BY Richard Summerfield
This week the US Department of Homeland Security unveiled a new national strategy for addressing the growing threat of cyber security risks.
According to the report, by 2020 more than 20 billion devices are expected to be connected to the internet, and a result of this growth and the increasing variety of these devices, a new approach to cyber security is required. The new strategy was released in compliance with the fiscal 2017 National Defence Authorisation Act, the DHS noted, and has been designed to prioritise and harmonise the department’s programming, planning, operational and budgeting efforts.
The DHS, which is responsible for securing federal networks and critical infrastructure from cyber sabotage, has identified five key areas of risk, or ‘pillars’, that it hopes to manage though the strategy, including risk identification, vulnerability reduction, consequence mitigation, enablement of cyber outcomes and threat reduction. These risk areas are particularly noteworthy given the evolution of cyber criminality in recent years. In particular, the strategy refers to the breadth of attempted cyber attacks on US government networks, which increased more than tenfold between 2006 and 2015.
Homeland Security secretary Kirstjen Nielsen said: “The cyber threat landscape is shifting in real-time, and we have reached a historic turning point. Digital security is now converging with personal and physical security, and it is clear that our cyber adversaries can now threaten the very fabric of our republic itself. That is why DHS is rethinking its approach by adopting a more comprehensive cybersecurity strategy. In an age of brand-name breaches, we must think beyond the defence of specific assets — and confront systemic risks that affect everyone from tech giants to homeowners. Our strategy outlines how DHS will leverage its unique capabilities on the digital battlefield to defend American networks and get ahead of emerging cyber threats.”
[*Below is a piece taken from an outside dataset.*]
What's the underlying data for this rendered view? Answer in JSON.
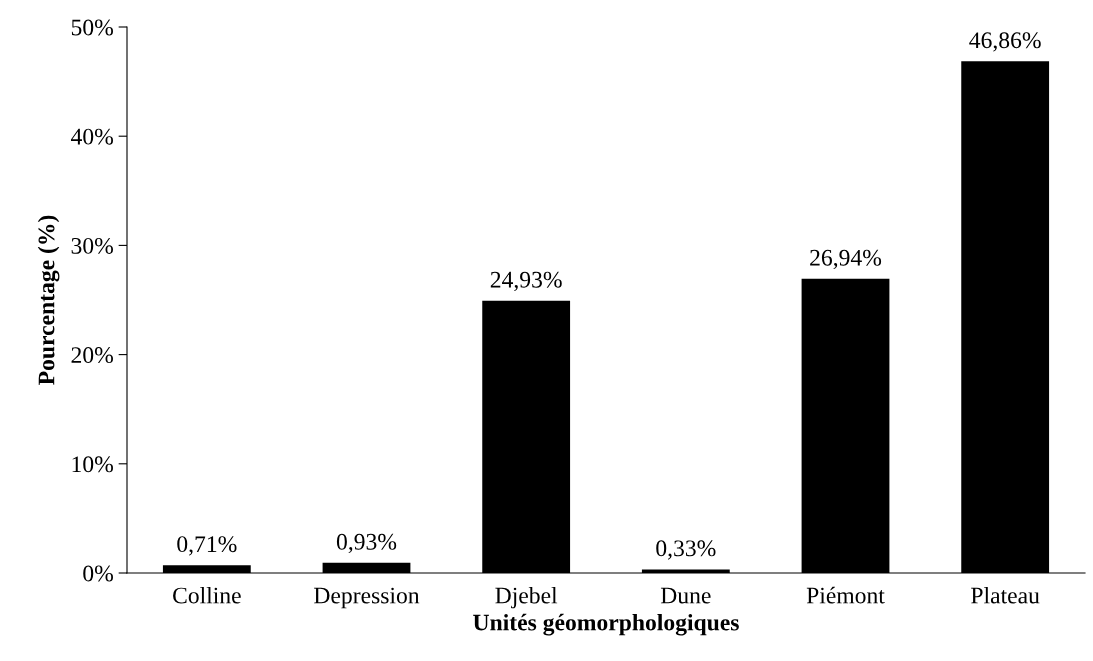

The announcement of the new strategy came on the same day that the White House removed the cybersecurity coordinator position from the National Security Council (NSC), as it felt that the role was no longer necessary.
NSC spokesman Robert Palladino said: “The National Security Council’s cyber office already has two very capable Senior Directors. Moving forward, these Senior Directors will coordinate cyber matters and policy. As they sit six feet apart from one another, they will be able to coordinate in real time. Today’s actions continue an effort to empower National Security Council Senior Directors. Streamlining management will improve efficiency, reduce bureaucracy and increase accountability.”